The effect of molecular structure on intramolecular charge-transfer in 1,3,4-oxadiazole derivatives

Abstract

In order to study the effect of molecular structure on intramolecular charge transfer character, we designed and synthesized three methoxyphenyl substituted 1,3,4-oxadiazole derivatives, where the D-A branches are attached to the core benzene ring in different ways. The photophysical properties of these three molecules were systematically investigated by means of experimental and theoretical studies. Different degrees of fluorescence red-shift in polar solvents were observed in these compounds. Both 1,4-substituted L-OXD and 1,3-substituted B-OXD exhibit a 30˜40 nm red-shift in the fluorescence spectra during the increase of solvent polarity, while 1,3,5-substituted T-OXD exhibits more obvious solvatochromic behavior (>100 nm) than L-OXD and B-OXD, points to a large increase in the dipole moment of the excited state of T-OXD with solvent polarity.

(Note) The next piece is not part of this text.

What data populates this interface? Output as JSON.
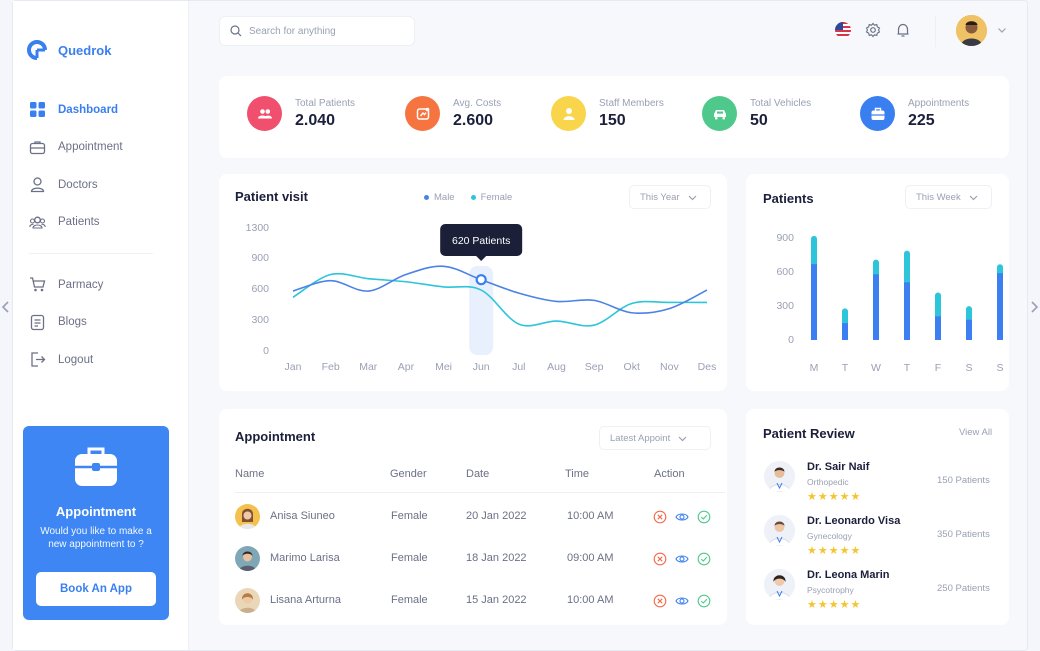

Furthermore, theoretical analysis on the electron density map and ADCH charge indicated that the electron is transferred from side methoxyphenyl units to 1,3,4-oxadiazole ring and center benzene ring, and more transferred charge could be observed in T-OXD. These results reflect that constructing octupolar molecular structures could be an effective way to influence the ICT character.